The qualification that govinfo.gov is “sufficiently usable” for those who are familiar with government and its information is important. It releases GPO from having to provide services to those who are not familiar with government. This limited audience is consistent with the current law. While Title 44 section 1911 specifies that "Depository libraries shall make Government publications available for the free use of the general public", Chapter 41 of Title 44 ("Access To Federal Electronic Information") only requires that the Superintendent of Documents make the online repository "available to depository libraries without charge" while allowing fees to be charged to others. Chapter 41 does not mention the General Public.

This is all technically and legally consistent with the paper-based way of distributing information (GPO provides access to FDLP libraries and FDLP libraries provide access to the General Public). It seems inconsistent, however, with current GPO and FDLP implementation. As a matter of practicality, the public accesses govinfo.gov directly.

When the Center for Research Libraries (CRL) did similar Trusted Digital Repository audits of HathiTrust, Portico, CLOCKSS, and other repositories, it made reports publicly available. Those reports provided detailed audit findings, scores, and listed any concerns. It is in such reports that we learn important details. For example, the CRL report on HathiTrust noted that the quality assurance measures for HathiTrust digital content did not support policies of discarding print volumes available through the repository. In some cases, (e.g. Scholars Portal), the audited body made their own reports and audits available.

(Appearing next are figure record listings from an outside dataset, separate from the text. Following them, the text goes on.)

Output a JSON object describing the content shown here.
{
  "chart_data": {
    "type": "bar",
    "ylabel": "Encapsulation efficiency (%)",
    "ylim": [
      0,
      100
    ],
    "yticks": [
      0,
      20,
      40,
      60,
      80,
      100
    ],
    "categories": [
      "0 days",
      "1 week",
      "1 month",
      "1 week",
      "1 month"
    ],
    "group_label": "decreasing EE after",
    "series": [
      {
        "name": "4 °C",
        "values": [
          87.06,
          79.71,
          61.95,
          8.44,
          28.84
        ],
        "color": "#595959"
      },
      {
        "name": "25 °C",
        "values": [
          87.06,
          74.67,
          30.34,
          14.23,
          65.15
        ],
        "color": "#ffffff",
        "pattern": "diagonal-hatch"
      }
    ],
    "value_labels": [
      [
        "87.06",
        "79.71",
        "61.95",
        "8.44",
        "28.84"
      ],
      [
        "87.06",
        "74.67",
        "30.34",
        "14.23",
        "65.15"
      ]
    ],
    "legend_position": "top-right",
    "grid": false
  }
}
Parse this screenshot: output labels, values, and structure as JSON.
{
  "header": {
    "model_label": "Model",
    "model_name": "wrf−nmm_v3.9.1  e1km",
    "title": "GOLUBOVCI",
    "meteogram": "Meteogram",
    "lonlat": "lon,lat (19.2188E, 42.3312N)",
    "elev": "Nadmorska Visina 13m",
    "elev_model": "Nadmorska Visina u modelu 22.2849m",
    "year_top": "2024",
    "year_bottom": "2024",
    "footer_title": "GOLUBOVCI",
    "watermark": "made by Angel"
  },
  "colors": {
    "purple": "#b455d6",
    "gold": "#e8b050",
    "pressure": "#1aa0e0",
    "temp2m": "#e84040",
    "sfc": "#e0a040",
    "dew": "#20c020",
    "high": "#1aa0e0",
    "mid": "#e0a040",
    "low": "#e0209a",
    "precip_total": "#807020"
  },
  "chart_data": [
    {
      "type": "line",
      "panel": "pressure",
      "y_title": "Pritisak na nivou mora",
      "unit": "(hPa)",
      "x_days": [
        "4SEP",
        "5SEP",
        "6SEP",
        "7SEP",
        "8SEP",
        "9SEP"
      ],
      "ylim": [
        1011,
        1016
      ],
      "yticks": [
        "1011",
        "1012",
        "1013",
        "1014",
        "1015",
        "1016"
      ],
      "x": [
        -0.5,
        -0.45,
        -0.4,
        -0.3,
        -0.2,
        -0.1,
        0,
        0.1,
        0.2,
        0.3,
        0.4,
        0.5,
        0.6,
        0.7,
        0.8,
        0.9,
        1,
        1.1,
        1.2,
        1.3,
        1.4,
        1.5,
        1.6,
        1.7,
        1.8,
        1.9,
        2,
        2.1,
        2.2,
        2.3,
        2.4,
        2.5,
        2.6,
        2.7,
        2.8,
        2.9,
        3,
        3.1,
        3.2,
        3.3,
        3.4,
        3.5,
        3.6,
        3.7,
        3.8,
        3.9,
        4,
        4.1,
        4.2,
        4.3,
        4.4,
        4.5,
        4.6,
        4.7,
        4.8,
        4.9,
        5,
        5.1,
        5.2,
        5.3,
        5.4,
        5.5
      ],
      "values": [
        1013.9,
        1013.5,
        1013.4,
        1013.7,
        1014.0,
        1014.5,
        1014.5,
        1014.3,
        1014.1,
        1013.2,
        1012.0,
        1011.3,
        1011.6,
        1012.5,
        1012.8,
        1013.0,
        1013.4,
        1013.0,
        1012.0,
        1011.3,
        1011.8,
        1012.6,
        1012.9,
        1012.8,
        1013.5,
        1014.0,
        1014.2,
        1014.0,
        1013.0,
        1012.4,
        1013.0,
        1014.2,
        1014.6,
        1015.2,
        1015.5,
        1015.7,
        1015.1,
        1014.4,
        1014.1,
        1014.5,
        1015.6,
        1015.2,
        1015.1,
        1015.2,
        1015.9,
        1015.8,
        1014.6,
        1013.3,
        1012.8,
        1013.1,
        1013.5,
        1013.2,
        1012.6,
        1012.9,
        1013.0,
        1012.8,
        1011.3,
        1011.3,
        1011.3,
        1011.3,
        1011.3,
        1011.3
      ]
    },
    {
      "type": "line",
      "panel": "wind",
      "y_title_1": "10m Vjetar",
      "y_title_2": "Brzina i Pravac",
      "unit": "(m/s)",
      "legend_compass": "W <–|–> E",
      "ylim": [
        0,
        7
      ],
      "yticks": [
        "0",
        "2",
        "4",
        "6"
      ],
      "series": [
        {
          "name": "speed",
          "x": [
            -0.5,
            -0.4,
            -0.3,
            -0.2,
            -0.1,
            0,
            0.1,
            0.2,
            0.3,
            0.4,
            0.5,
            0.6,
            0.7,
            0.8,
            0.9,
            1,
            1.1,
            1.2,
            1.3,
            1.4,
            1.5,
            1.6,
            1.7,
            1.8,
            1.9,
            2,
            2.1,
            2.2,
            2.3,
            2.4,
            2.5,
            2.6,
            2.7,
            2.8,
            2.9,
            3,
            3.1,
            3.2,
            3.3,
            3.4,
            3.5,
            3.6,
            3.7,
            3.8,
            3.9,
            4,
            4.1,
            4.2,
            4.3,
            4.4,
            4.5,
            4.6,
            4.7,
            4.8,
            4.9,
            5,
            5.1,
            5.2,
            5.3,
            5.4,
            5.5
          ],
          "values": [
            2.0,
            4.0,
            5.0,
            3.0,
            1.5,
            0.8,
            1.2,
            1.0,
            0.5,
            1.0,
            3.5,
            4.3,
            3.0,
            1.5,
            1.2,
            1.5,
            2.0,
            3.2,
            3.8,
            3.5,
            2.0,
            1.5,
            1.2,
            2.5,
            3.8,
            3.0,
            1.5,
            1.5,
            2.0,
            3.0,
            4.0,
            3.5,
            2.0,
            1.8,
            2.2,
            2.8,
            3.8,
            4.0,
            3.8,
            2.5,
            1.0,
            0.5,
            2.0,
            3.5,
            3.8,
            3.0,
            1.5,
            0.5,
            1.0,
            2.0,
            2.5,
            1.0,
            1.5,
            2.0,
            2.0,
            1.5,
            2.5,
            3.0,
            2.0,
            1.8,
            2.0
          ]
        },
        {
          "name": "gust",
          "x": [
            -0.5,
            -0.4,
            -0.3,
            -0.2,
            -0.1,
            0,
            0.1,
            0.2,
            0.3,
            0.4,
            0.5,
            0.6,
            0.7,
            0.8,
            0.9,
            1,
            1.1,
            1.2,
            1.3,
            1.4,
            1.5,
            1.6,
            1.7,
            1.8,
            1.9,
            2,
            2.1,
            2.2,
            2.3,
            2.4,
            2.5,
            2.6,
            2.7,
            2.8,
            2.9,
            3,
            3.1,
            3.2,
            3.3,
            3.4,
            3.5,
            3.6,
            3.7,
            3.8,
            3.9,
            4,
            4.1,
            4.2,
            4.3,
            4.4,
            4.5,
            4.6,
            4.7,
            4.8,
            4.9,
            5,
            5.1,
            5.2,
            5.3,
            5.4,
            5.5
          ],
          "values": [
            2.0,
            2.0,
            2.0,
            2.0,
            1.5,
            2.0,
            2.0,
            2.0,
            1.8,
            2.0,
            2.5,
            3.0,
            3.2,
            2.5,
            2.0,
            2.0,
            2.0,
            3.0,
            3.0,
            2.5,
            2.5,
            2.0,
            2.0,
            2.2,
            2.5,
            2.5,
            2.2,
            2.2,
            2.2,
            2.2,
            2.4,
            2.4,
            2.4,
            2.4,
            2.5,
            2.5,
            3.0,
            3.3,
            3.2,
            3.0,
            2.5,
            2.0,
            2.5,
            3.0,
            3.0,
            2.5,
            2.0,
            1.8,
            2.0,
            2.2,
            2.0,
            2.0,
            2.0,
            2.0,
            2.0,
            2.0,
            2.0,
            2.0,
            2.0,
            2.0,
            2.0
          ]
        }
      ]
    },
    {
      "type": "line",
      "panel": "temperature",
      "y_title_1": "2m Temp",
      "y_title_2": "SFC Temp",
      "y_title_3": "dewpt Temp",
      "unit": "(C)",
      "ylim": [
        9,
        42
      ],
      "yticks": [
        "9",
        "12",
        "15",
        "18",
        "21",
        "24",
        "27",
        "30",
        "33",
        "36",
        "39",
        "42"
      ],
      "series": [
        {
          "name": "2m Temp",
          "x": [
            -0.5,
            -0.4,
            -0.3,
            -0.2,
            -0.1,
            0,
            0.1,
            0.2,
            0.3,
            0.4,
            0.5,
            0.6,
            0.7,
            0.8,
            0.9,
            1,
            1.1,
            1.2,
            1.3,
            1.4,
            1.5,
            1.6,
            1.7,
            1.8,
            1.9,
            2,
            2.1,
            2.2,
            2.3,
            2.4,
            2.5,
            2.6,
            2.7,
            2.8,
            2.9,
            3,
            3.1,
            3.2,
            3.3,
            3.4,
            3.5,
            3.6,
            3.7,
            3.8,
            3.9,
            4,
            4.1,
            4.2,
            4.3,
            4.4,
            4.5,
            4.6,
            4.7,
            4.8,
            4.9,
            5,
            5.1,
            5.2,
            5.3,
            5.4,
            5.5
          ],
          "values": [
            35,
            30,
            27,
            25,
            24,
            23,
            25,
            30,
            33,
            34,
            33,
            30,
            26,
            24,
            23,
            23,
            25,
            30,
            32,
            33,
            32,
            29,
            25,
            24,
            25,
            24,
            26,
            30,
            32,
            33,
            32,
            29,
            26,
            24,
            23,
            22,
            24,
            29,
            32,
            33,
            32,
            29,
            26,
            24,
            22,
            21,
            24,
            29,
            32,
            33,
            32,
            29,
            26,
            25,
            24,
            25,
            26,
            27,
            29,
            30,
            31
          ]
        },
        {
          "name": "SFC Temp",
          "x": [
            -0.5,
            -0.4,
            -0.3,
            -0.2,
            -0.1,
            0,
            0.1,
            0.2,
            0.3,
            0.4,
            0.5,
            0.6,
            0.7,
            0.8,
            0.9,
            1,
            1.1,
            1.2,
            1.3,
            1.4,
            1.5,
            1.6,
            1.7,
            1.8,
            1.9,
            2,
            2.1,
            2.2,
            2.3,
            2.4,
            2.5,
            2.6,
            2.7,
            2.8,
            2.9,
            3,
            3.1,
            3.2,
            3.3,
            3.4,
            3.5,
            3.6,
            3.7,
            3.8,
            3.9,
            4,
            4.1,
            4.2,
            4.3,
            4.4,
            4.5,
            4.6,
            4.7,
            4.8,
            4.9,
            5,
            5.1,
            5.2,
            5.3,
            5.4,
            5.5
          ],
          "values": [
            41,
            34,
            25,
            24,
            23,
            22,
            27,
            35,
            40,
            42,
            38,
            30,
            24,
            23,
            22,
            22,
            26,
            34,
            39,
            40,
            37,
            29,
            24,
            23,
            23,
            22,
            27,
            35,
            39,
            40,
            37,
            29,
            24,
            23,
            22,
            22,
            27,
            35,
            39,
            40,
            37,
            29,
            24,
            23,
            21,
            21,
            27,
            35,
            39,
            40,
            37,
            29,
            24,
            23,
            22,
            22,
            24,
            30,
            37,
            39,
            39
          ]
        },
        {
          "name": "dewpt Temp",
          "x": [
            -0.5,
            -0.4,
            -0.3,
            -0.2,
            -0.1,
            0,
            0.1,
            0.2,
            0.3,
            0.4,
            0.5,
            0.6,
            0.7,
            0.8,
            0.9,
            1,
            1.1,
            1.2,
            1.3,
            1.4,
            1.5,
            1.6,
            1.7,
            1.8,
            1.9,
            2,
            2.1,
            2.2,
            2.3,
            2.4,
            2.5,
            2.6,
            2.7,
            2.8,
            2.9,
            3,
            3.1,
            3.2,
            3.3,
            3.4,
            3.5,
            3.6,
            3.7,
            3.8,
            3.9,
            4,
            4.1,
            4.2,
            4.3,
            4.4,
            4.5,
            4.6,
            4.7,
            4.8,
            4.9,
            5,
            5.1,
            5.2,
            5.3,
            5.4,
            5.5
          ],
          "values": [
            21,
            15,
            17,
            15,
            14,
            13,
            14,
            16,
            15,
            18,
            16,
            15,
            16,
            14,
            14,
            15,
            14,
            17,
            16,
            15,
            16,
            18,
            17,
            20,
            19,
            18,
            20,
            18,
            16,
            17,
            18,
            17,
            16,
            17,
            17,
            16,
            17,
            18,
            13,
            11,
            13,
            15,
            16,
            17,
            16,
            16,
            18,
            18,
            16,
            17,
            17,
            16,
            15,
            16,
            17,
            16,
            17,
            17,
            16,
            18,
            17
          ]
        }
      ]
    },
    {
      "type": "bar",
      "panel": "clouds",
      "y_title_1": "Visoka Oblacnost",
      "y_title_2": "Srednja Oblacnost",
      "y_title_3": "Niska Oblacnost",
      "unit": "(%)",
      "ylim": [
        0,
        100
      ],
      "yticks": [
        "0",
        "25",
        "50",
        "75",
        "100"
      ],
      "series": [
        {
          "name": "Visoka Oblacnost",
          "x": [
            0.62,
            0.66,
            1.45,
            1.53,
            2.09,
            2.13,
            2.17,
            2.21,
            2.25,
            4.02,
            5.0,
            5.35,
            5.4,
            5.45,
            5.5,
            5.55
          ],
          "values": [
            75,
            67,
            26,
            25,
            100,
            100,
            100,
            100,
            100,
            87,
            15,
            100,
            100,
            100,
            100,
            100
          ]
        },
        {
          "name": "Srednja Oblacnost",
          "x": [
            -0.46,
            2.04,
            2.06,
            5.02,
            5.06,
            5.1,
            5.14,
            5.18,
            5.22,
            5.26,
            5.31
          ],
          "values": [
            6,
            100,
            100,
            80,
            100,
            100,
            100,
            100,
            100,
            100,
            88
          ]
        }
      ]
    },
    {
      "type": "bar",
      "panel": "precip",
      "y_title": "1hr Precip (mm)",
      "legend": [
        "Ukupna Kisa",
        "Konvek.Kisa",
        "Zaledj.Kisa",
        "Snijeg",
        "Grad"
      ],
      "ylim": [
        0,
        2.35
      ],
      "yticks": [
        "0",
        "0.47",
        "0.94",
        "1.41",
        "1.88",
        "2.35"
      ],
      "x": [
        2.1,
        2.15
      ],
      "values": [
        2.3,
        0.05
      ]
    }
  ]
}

One of the “mandatory responsibilities” of a trusted repository is that it “ensure that the information is preserved against all reasonable contingencies, including the demise of the Archive.” The standard says that “The Archive should have a formal Succession Plan, contingency plans, and/or escrow arrangements in place.” Given the current government shutdown and the inability of GPO to guarantee its own adequate funding, we would assume that certification included a specific Succession Plan, but we do not know of one.

We hope that GPO or PTAB will offer detailed reports soon. It is important that the community know exactly what areas were audited, the rating of each of the categories audited, and any issues that GPO needs to address going forward.

Authors:
James A. Jacobs, University of California San Diego
James R. Jacobs, Stanford University

CC BY-NC-SA 4.0 This work is licensed under a Creative Commons Attribution-NonCommercial-ShareAlike 4.0 International License.